A couple hours one afternoon made a few lentil potsticker meals down the line.  Lentils only take about 20 minutes to make, mash them into a paste, add a finely chopped vegetable medley, herbs and asian seasonings, and your wrappers are ready to be wrapped.

Just about 1-2 teaspoons is enough for the small circle wrappers, then you just seal with water and crimp the edge by folding the wrapper over on itself.  And repeat.
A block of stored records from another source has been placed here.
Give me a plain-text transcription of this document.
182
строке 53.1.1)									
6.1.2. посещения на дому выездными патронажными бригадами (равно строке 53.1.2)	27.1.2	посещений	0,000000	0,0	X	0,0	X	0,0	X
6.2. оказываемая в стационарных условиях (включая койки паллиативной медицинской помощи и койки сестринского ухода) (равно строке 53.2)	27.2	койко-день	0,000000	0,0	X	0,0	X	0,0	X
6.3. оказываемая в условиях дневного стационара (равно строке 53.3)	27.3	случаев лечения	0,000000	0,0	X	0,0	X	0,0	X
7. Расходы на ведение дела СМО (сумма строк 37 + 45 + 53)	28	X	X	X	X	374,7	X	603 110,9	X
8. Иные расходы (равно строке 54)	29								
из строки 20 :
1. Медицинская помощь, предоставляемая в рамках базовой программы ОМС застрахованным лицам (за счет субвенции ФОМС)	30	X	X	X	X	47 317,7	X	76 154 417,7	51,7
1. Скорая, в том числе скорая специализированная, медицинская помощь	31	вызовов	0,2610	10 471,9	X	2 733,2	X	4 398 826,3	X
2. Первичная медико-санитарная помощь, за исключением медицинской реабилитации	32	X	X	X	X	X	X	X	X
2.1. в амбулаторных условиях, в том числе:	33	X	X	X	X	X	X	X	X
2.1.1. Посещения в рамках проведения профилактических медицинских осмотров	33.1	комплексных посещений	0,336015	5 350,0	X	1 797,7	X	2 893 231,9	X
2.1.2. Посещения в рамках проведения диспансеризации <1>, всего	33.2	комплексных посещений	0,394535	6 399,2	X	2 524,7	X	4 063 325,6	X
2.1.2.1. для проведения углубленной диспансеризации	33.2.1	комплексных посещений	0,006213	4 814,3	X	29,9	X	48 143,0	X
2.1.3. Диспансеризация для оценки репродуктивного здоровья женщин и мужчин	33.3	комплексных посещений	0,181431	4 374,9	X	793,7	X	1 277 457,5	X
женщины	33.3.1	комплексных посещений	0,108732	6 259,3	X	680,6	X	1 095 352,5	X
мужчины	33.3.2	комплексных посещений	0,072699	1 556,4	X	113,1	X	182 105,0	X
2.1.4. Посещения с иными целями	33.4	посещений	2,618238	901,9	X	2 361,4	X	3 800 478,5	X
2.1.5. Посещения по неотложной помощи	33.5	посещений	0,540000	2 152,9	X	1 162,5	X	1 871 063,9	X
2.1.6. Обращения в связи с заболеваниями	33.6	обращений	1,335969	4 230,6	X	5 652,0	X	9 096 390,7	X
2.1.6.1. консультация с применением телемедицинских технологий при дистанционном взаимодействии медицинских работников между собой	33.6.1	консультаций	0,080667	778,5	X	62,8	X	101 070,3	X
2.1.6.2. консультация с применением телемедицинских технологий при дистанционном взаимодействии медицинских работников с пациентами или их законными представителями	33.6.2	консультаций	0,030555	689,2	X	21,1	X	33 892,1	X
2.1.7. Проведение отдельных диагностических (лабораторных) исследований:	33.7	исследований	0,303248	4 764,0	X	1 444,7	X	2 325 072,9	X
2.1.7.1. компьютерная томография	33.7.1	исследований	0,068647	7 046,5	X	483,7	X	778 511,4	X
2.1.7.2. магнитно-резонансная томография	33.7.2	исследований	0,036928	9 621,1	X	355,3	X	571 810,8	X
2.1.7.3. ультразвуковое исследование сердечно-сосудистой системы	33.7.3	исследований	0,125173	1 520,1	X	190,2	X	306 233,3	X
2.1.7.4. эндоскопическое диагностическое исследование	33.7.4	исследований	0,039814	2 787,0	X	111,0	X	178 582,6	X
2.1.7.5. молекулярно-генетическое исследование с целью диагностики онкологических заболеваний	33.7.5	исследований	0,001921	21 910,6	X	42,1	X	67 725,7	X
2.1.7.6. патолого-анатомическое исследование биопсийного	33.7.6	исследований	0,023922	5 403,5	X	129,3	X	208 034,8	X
You can cook some right away {because who can resist a good potsticker} and flash freeze the rest to pull out on a busy day.


LENTIL POTSTICKERS

  • Servings: makes one full package of small circle wrappers
  • Time: about 2 hours from start to finish
  • Difficulty: medium, just for the time
  • Print

INGREDIENTS

  • 1 cup brown lentils, cooked and mashed
  • 1/2 cup each finely chopped carrots, snow peas, red pepper, fresh cilantro, green onion
  • 3 teaspoons Szechwan seasoning
  • 1-2 teaspoons sambal oelek with garlic

DIRECTIONS

  1. Mix all ingredients in a large bowl and set aside.
  2. Prepare an area to fill the wrappers (I like using a cutting board for easy clean up), and a bowl with water to seal the wrappers.
  3. Using a teaspoon, scoop the filling onto one wrapper at a time.  brush water along the wrapper edges and fold in half, sealing closed by pressing with your fingers.  To create the crimped edges, fold the edges over itself and seal by using water as needed.
  4. To cook, place two tablespoons oil and 1/4 cup water in a skillet.  Place the potstickers in the skillet, base-down, cover, and heat to medium-high.  Let cook for 7-8 minutes, then remove the lid and let the liquid evaporate or until the bottoms of the potstickers are golden brown and crispy.  Serve with your favorite dipping sauce (mine is a little soy sauce, sesame oil, lime juice, sambal oelek, and green onions).